Gerçek şu ki halk işgal askerlerini esas yabancı teröristler olarak görüyor. Irakta irili ufaklı 40 farklı direniş örgütü var. Baasçılar, işgali savunan Irak Komünist Partisinin ihanetinden iğrenen muhalif komünistler, milliyetçiler, dağılan Irak asker ve subaylarından oluşan gruplar, Sünni ve Şii dini gruplar... Şii gruplar henüz oldukça az.
Başka bir deyişle, bu direniş Iraklı. Ama diğer Arapların da yardım etmek için sınırdan içeri girmelerine şaşırmam. Neden gelmesinler ki? Necefte eğer Polonyalılar ve Ukraynalılar varsa, neden Araplar Iraktaki Arapları savunmak için gelmesinler?
Ancak bugün direnişin kilit gerçeği şudur: Direniş, merkezi değildir. Yani işgal ordusuna karşı gerilla savaşının klasik ilk aşamasındadır. Bakalım bu gruplar ikinci aşamaya sıçrayacak ve bir ulusal kurtuluş cephesi kurabilecekler mi?
- Bush ve Blairin vaatleri ile karşılaştırırsak, bugün Iraktaki koşullar ne durumda?
- Ülkedeki Iraklılar ile iletişimim, Avrupa basınında çıkan haberleri doğruluyor. Ülke çok karışık. Durum Saddam döneminden daha kötü. Hiçbir yeniden yapılandırma yok. Muazzam bir işsizlik var. ABD Iraklılara temizlikçi olarak bile güvenmiyor ve bu işlerde Güney Asyalı, Filipinli göçmenler kullanılıyor.
Neoliberal kapitalizm çağındaki sömürgecilik bu; dolayısıyla ABD ve müttefik ülke şirketlerine öncelik veriliyor. İşgal altındaki Irak, bir ahbap oligarşisi haline gelecek.
İşgalciler ile kuklaları, en temel ihtiyaçları bile karşılayamıyorlar. Bu da direnişi körüklüyor ve birçok genci savaşmaya teşvik ediyor. Halkın içinden çok az insan direnişçileri ele veriyor. Bu önemli, çünkü halkın desteği olmaksızın direniş çok zor duruma düşer.

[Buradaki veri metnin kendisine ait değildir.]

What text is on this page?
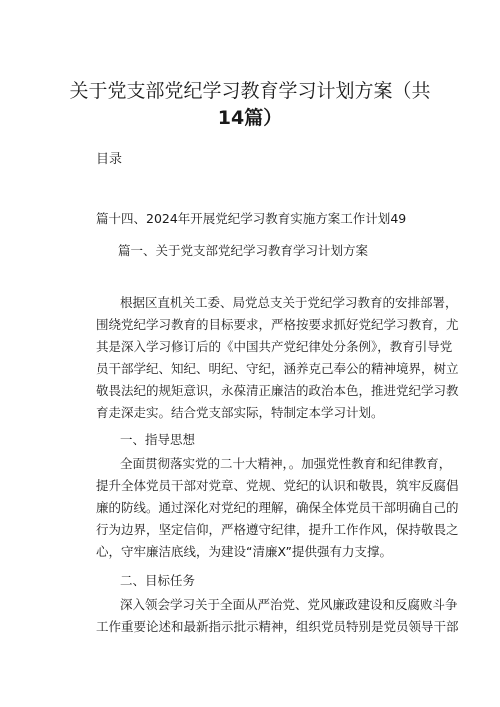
关于党支部党纪学习教育学习计划方案（共
14篇）

目录

篇十四、2024年开展党纪学习教育实施方案工作计划49

篇一、关于党支部党纪学习教育学习计划方案

根据区直机关工委、局党总支关于党纪学习教育的安排部署，
围绕党纪学习教育的目标要求，严格按要求抓好党纪学习教育，尤
其是深入学习修订后的《中国共产党纪律处分条例》，教育引导党
员干部学纪、知纪、明纪、守纪，涵养克己奉公的精神境界，树立
敬畏法纪的规矩意识，永葆清正廉洁的政治本色，推进党纪学习教
育走深走实。结合党支部实际，特制定本学习计划。

一、指导思想

全面贯彻落实党的二十大精神，。加强党性教育和纪律教育，
提升全体党员干部对党章、党规、党纪的认识和敬畏，筑牢反腐倡
廉的防线。通过深化对党纪的理解，确保全体党员干部明确自己的
行为边界，坚定信仰，严格遵守纪律，提升工作作风，保持敬畏之
心，守牢廉洁底线，为建设“清廉X”提供强有力支撑。

二、目标任务

深入领会学习关于全面从严治党、党风廉政建设和反腐败斗争
工作重要论述和最新指示批示精神，组织党员特别是党员领导干部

- Diplomasi alanındaki gelişmeleri nasıl değerlendiriyorsunuz? Bush, işgale destek istemek için BMye gitti. Acaba Bush ABD işgaline çokuluslu bir imaj mı elde etmeye çalışıyor?
- BM Güvenlik Konseyi kendisini bir kez daha rezil etti. Artık ona Satraps (Küçük Prens) Konseyi demek gerekir. İşte, imparatorluğun önünde diz çökmüş durumdalar. Savaşa karşı çıkan Almanlar, Fransızlar ve Ruslar (kimi Amerikalı liberaller gibi), şimdi işgali desteklemekten başka bir seçenek kalmadığını söylüyorlar. Asker ya da para göndermiyor, ancak moral destek veriyorlar.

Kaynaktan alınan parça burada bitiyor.